Va pour l'occupation du territoire, mais pourquoi le faire avec de banales chaises de cuisine? Michel Goulet ne se souvient pas immédiatement du jour ni du moment où le motif de la chaise s'est imposé à son imaginaire. Puis, subitement, une image lui revient: «J'étais en train de figurer une sculpture en forme de lit quand je me suis dit que, dans le fond, une chaise serait un motif idéal pour représenter à la fois le corps et son absence. Une chaise t'appartient dès que tu es assis dessus et appartient à un autre quand tu t'en vas. Il y a là une idée de partage, de communauté, mais aussi quelque chose de transitoire. Mais ce que j'aime par-dessus tout, c'est l'aspect quotidien, sans valeur réelle d'un objet que tout le monde possède dans pratiquement toutes les cultures.»

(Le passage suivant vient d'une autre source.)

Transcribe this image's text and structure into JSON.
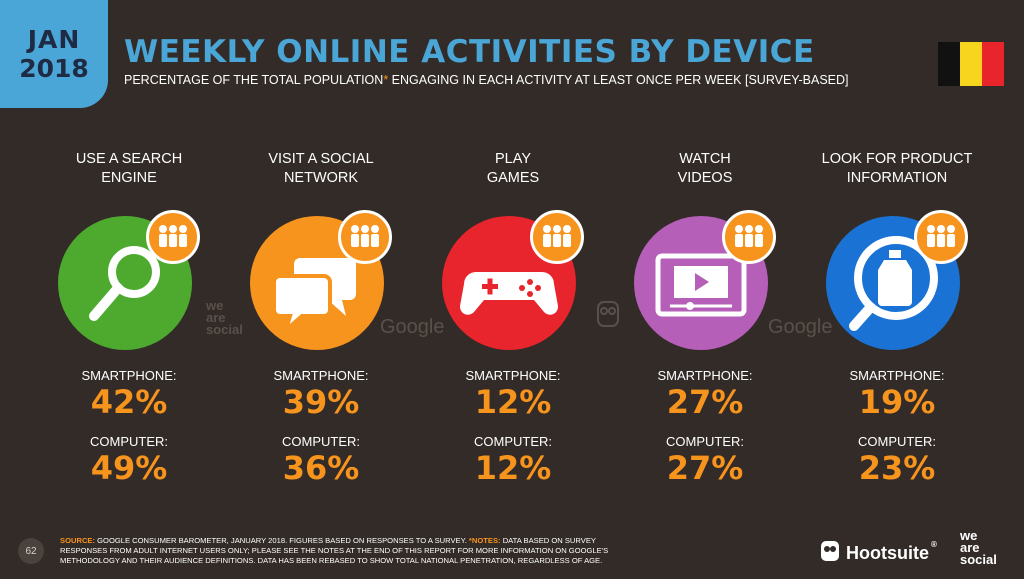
{
  "badge": {
    "month": "JAN",
    "year": "2018"
  },
  "header": {
    "title": "WEEKLY ONLINE ACTIVITIES BY DEVICE",
    "subtitle_part1": "PERCENTAGE OF THE TOTAL POPULATION",
    "subtitle_star": "*",
    "subtitle_part2": " ENGAGING IN EACH ACTIVITY AT LEAST ONCE PER WEEK [SURVEY-BASED]"
  },
  "flag": {
    "colors": [
      "#111111",
      "#f7d51e",
      "#e8242c"
    ]
  },
  "metric_labels": {
    "smartphone": "SMARTPHONE:",
    "computer": "COMPUTER:"
  },
  "activities": [
    {
      "line1": "USE A SEARCH",
      "line2": "ENGINE",
      "icon": "search-magnifier-icon",
      "color": "#4daa2f",
      "smartphone": "42%",
      "computer": "49%"
    },
    {
      "line1": "VISIT A SOCIAL",
      "line2": "NETWORK",
      "icon": "chat-bubbles-icon",
      "color": "#f7941d",
      "smartphone": "39%",
      "computer": "36%"
    },
    {
      "line1": "PLAY",
      "line2": "GAMES",
      "icon": "gamepad-icon",
      "color": "#e8242c",
      "smartphone": "12%",
      "computer": "12%"
    },
    {
      "line1": "WATCH",
      "line2": "VIDEOS",
      "icon": "video-player-icon",
      "color": "#b55fb8",
      "smartphone": "27%",
      "computer": "27%"
    },
    {
      "line1": "LOOK FOR PRODUCT",
      "line2": "INFORMATION",
      "icon": "product-search-icon",
      "color": "#1a73d4",
      "smartphone": "19%",
      "computer": "23%"
    }
  ],
  "watermarks": {
    "we_are_social": [
      "we",
      "are",
      "social"
    ],
    "google": "Google"
  },
  "footer": {
    "page_number": "62",
    "source_key": "SOURCE:",
    "source_text": " GOOGLE CONSUMER BAROMETER, JANUARY 2018. FIGURES BASED ON RESPONSES TO A SURVEY. ",
    "notes_key": "*NOTES:",
    "notes_text": " DATA BASED ON SURVEY RESPONSES FROM ADULT INTERNET USERS ONLY; PLEASE SEE THE NOTES AT THE END OF THIS REPORT FOR MORE INFORMATION ON GOOGLE'S METHODOLOGY AND THEIR AUDIENCE DEFINITIONS. DATA HAS BEEN REBASED TO SHOW TOTAL NATIONAL PENETRATION, REGARDLESS OF AGE.",
    "hootsuite": "Hootsuite",
    "hootsuite_mark": "®",
    "was": [
      "we",
      "are",
      "social"
    ]
  }
}
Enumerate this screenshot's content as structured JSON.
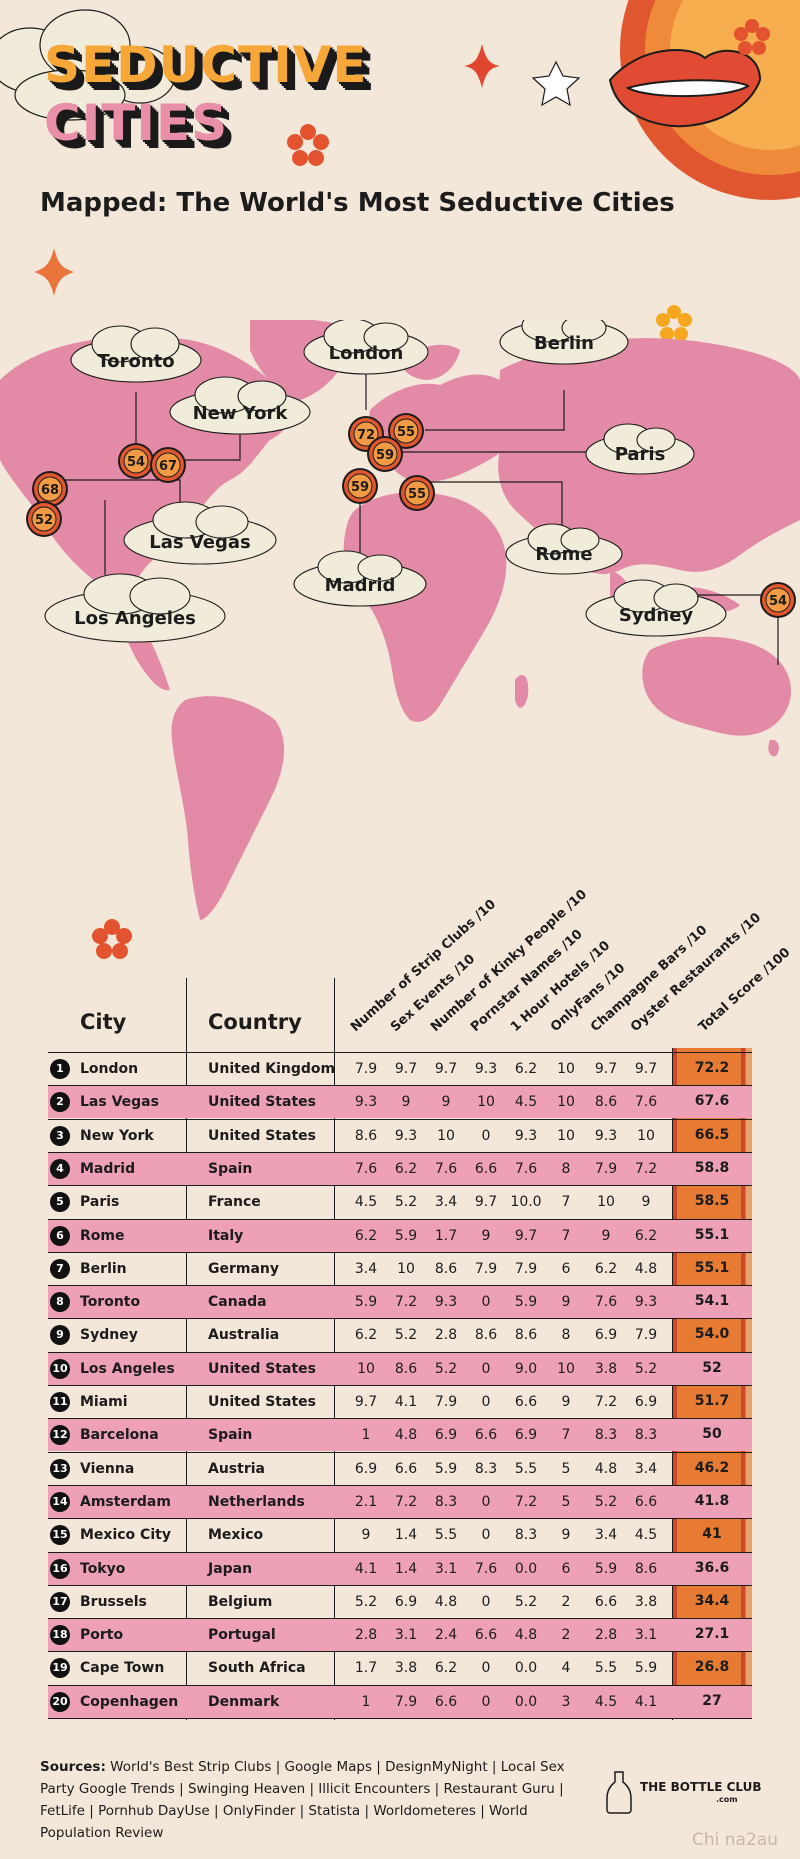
{
  "header": {
    "title_line1": "SEDUCTIVE",
    "title_line2": "CITIES",
    "subtitle": "Mapped: The World's Most Seductive Cities"
  },
  "colors": {
    "background": "#f3e7da",
    "map_land": "#e38aa6",
    "row_pink": "#eea1b6",
    "score_orange": "#e77b34",
    "marker_orange": "#f39a44"
  },
  "map_labels": [
    {
      "city": "Toronto",
      "score": "54"
    },
    {
      "city": "New York",
      "score": "67"
    },
    {
      "city": "Las Vegas",
      "score": "68"
    },
    {
      "city": "Los Angeles",
      "score": "52"
    },
    {
      "city": "London",
      "score": "72"
    },
    {
      "city": "Berlin",
      "score": "55"
    },
    {
      "city": "Paris",
      "score": "59"
    },
    {
      "city": "Madrid",
      "score": "59"
    },
    {
      "city": "Rome",
      "score": "55"
    },
    {
      "city": "Sydney",
      "score": "54"
    }
  ],
  "chart_data": {
    "type": "table",
    "title": "Mapped: The World's Most Seductive Cities",
    "columns": [
      "City",
      "Country",
      "Number of Strip Clubs /10",
      "Sex Events /10",
      "Number of Kinky People /10",
      "Pornstar Names /10",
      "1 Hour Hotels /10",
      "OnlyFans /10",
      "Champagne Bars /10",
      "Oyster Restaurants /10",
      "Total Score /100"
    ],
    "rows": [
      {
        "rank": "1",
        "city": "London",
        "country": "United Kingdom",
        "values": [
          "7.9",
          "9.7",
          "9.7",
          "9.3",
          "6.2",
          "10",
          "9.7",
          "9.7"
        ],
        "total": "72.2"
      },
      {
        "rank": "2",
        "city": "Las Vegas",
        "country": "United States",
        "values": [
          "9.3",
          "9",
          "9",
          "10",
          "4.5",
          "10",
          "8.6",
          "7.6"
        ],
        "total": "67.6"
      },
      {
        "rank": "3",
        "city": "New York",
        "country": "United States",
        "values": [
          "8.6",
          "9.3",
          "10",
          "0",
          "9.3",
          "10",
          "9.3",
          "10"
        ],
        "total": "66.5"
      },
      {
        "rank": "4",
        "city": "Madrid",
        "country": "Spain",
        "values": [
          "7.6",
          "6.2",
          "7.6",
          "6.6",
          "7.6",
          "8",
          "7.9",
          "7.2"
        ],
        "total": "58.8"
      },
      {
        "rank": "5",
        "city": "Paris",
        "country": "France",
        "values": [
          "4.5",
          "5.2",
          "3.4",
          "9.7",
          "10.0",
          "7",
          "10",
          "9"
        ],
        "total": "58.5"
      },
      {
        "rank": "6",
        "city": "Rome",
        "country": "Italy",
        "values": [
          "6.2",
          "5.9",
          "1.7",
          "9",
          "9.7",
          "7",
          "9",
          "6.2"
        ],
        "total": "55.1"
      },
      {
        "rank": "7",
        "city": "Berlin",
        "country": "Germany",
        "values": [
          "3.4",
          "10",
          "8.6",
          "7.9",
          "7.9",
          "6",
          "6.2",
          "4.8"
        ],
        "total": "55.1"
      },
      {
        "rank": "8",
        "city": "Toronto",
        "country": "Canada",
        "values": [
          "5.9",
          "7.2",
          "9.3",
          "0",
          "5.9",
          "9",
          "7.6",
          "9.3"
        ],
        "total": "54.1"
      },
      {
        "rank": "9",
        "city": "Sydney",
        "country": "Australia",
        "values": [
          "6.2",
          "5.2",
          "2.8",
          "8.6",
          "8.6",
          "8",
          "6.9",
          "7.9"
        ],
        "total": "54.0"
      },
      {
        "rank": "10",
        "city": "Los Angeles",
        "country": "United States",
        "values": [
          "10",
          "8.6",
          "5.2",
          "0",
          "9.0",
          "10",
          "3.8",
          "5.2"
        ],
        "total": "52"
      },
      {
        "rank": "11",
        "city": "Miami",
        "country": "United States",
        "values": [
          "9.7",
          "4.1",
          "7.9",
          "0",
          "6.6",
          "9",
          "7.2",
          "6.9"
        ],
        "total": "51.7"
      },
      {
        "rank": "12",
        "city": "Barcelona",
        "country": "Spain",
        "values": [
          "1",
          "4.8",
          "6.9",
          "6.6",
          "6.9",
          "7",
          "8.3",
          "8.3"
        ],
        "total": "50"
      },
      {
        "rank": "13",
        "city": "Vienna",
        "country": "Austria",
        "values": [
          "6.9",
          "6.6",
          "5.9",
          "8.3",
          "5.5",
          "5",
          "4.8",
          "3.4"
        ],
        "total": "46.2"
      },
      {
        "rank": "14",
        "city": "Amsterdam",
        "country": "Netherlands",
        "values": [
          "2.1",
          "7.2",
          "8.3",
          "0",
          "7.2",
          "5",
          "5.2",
          "6.6"
        ],
        "total": "41.8"
      },
      {
        "rank": "15",
        "city": "Mexico City",
        "country": "Mexico",
        "values": [
          "9",
          "1.4",
          "5.5",
          "0",
          "8.3",
          "9",
          "3.4",
          "4.5"
        ],
        "total": "41"
      },
      {
        "rank": "16",
        "city": "Tokyo",
        "country": "Japan",
        "values": [
          "4.1",
          "1.4",
          "3.1",
          "7.6",
          "0.0",
          "6",
          "5.9",
          "8.6"
        ],
        "total": "36.6"
      },
      {
        "rank": "17",
        "city": "Brussels",
        "country": "Belgium",
        "values": [
          "5.2",
          "6.9",
          "4.8",
          "0",
          "5.2",
          "2",
          "6.6",
          "3.8"
        ],
        "total": "34.4"
      },
      {
        "rank": "18",
        "city": "Porto",
        "country": "Portugal",
        "values": [
          "2.8",
          "3.1",
          "2.4",
          "6.6",
          "4.8",
          "2",
          "2.8",
          "3.1"
        ],
        "total": "27.1"
      },
      {
        "rank": "19",
        "city": "Cape Town",
        "country": "South Africa",
        "values": [
          "1.7",
          "3.8",
          "6.2",
          "0",
          "0.0",
          "4",
          "5.5",
          "5.9"
        ],
        "total": "26.8"
      },
      {
        "rank": "20",
        "city": "Copenhagen",
        "country": "Denmark",
        "values": [
          "1",
          "7.9",
          "6.6",
          "0",
          "0.0",
          "3",
          "4.5",
          "4.1"
        ],
        "total": "27"
      }
    ]
  },
  "footer": {
    "sources_label": "Sources:",
    "sources_text": "World's Best Strip Clubs | Google Maps | DesignMyNight | Local Sex Party Google Trends | Swinging Heaven | Illicit Encounters | Restaurant Guru | FetLife | Pornhub DayUse | OnlyFinder | Statista | Worldometeres | World Population Review",
    "brand": "THE BOTTLE CLUB",
    "brand_sub": ".com",
    "watermark": "Chi na2au"
  }
}
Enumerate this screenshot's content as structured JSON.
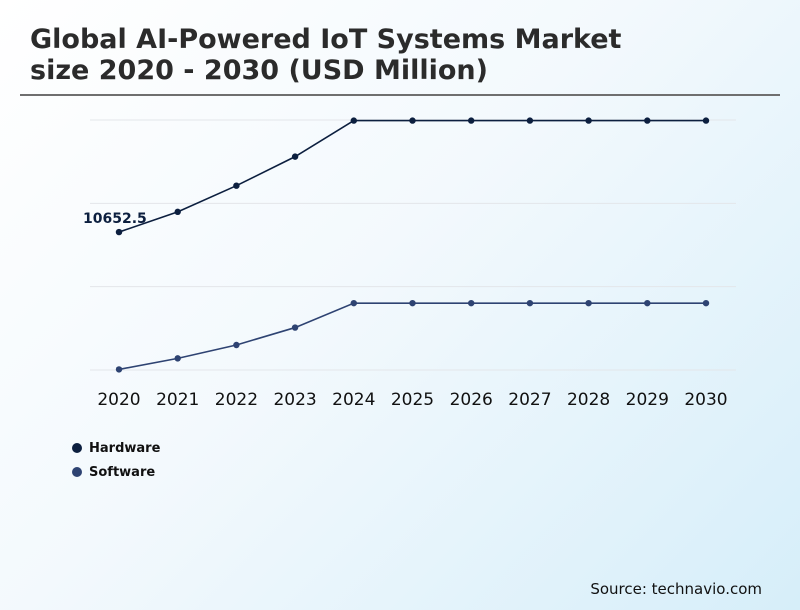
{
  "header": {
    "title_line1": "Global AI-Powered IoT Systems Market",
    "title_line2": "size 2020 - 2030 (USD Million)"
  },
  "source": "Source: technavio.com",
  "chart_data": {
    "type": "line",
    "title": "Global AI-Powered IoT Systems Market size 2020 - 2030 (USD Million)",
    "xlabel": "",
    "ylabel": "",
    "x": [
      "2020",
      "2021",
      "2022",
      "2023",
      "2024",
      "2025",
      "2026",
      "2027",
      "2028",
      "2029",
      "2030"
    ],
    "series": [
      {
        "name": "Hardware",
        "color": "#0c1f3f",
        "values": [
          10652.5,
          11000,
          11450,
          11950,
          12570,
          12570,
          12570,
          12570,
          12570,
          12570,
          12570
        ]
      },
      {
        "name": "Software",
        "color": "#2e4372",
        "values": [
          8290,
          8480,
          8710,
          9010,
          9430,
          9430,
          9430,
          9430,
          9430,
          9430,
          9430
        ]
      }
    ],
    "ylim": [
      8280,
      12580
    ],
    "grid": true,
    "legend": "bottom-left",
    "annotations": [
      {
        "series": "Hardware",
        "x": "2020",
        "label": "10652.5"
      }
    ]
  }
}
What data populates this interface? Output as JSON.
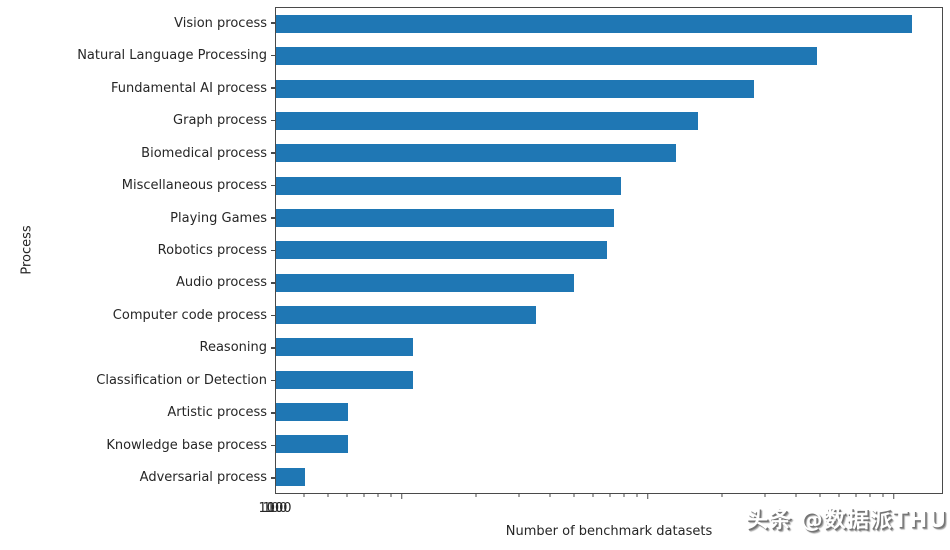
{
  "chart_data": {
    "type": "bar",
    "orientation": "horizontal",
    "title": "",
    "xlabel": "Number of benchmark datasets",
    "ylabel": "Process",
    "x_scale": "log",
    "xlim": [
      3.05,
      1583
    ],
    "x_major_ticks": [
      {
        "value": 10,
        "label": "10"
      },
      {
        "value": 100,
        "label": "100"
      },
      {
        "value": 1000,
        "label": "1000"
      }
    ],
    "x_minor_ticks": [
      4,
      5,
      6,
      7,
      8,
      9,
      20,
      30,
      40,
      50,
      60,
      70,
      80,
      90,
      200,
      300,
      400,
      500,
      600,
      700,
      800,
      900
    ],
    "grid": false,
    "legend": false,
    "categories": [
      "Vision process",
      "Natural Language Processing",
      "Fundamental AI process",
      "Graph process",
      "Biomedical process",
      "Miscellaneous process",
      "Playing Games",
      "Robotics process",
      "Audio process",
      "Computer code process",
      "Reasoning",
      "Classification or Detection",
      "Artistic process",
      "Knowledge base process",
      "Adversarial process"
    ],
    "values": [
      1200,
      490,
      270,
      160,
      130,
      78,
      73,
      68,
      50,
      35,
      11,
      11,
      6,
      6,
      4
    ]
  },
  "colors": {
    "bar": "#1f77b4",
    "spine": "#4a4a4a",
    "text": "#262626",
    "watermark_fill": "#ffffff",
    "watermark_shadow": "#757575"
  },
  "watermark": {
    "text": "头条 @数据派THU"
  }
}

Les chaises en acier brossées de la place Roy ont en quelque sorte servi de prototypes. Depuis, Michel Goulet n'a cessé de réinventer ses chaises selon le lieu de leur occupation. Aux 6 de la place Roy s'ajoutent celles devant le parc La Fontaine, les 40 devant la Gare du Palais à Québec créées pour le 400e de la ville, mais aussi dans le Jardin des curiosités à Lyon, au Havre en France, à Toronto, Sherbrooke et sur deux plages à Vancouver. Mais l'oeuvre de Goulet, qui a été le premier artiste canadien à exposer une oeuvre d'art public à New York en 1990, ne se limite pas aux chaises. Il travaille autant le papier, le métal, le fil d'acier, le fil de cuivre et le vinyle magnétique pour des sculptures aux formes abstraites et intrigantes. Tout cela en poursuivant en parallèle une réelle carrière de scénographe. Il a déjà enseigné, notamment à la sculptrice Valérie Blass, mais il n'enseigne plus, préférant se consacrer entièrement à la création. «J'ai 67 ans, dit-il, et s'il y a une chose que je n'accepte pas, c'est de faire de la sculpture de vieux. Je veux pouvoir me renouveler jusqu'à la fin et ne jamais être là où on m'attend.»

Même s'il offre aux promeneurs du Jardin botanique, au détour d'une allée discrète, entourée de fleurs et de bouleaux, une place pour s'asseoir et contempler la nature, c'est clair que Michel Goulet n'est pas près de s'asseoir sur ses chaises ni de se reposer sur ses lauriers.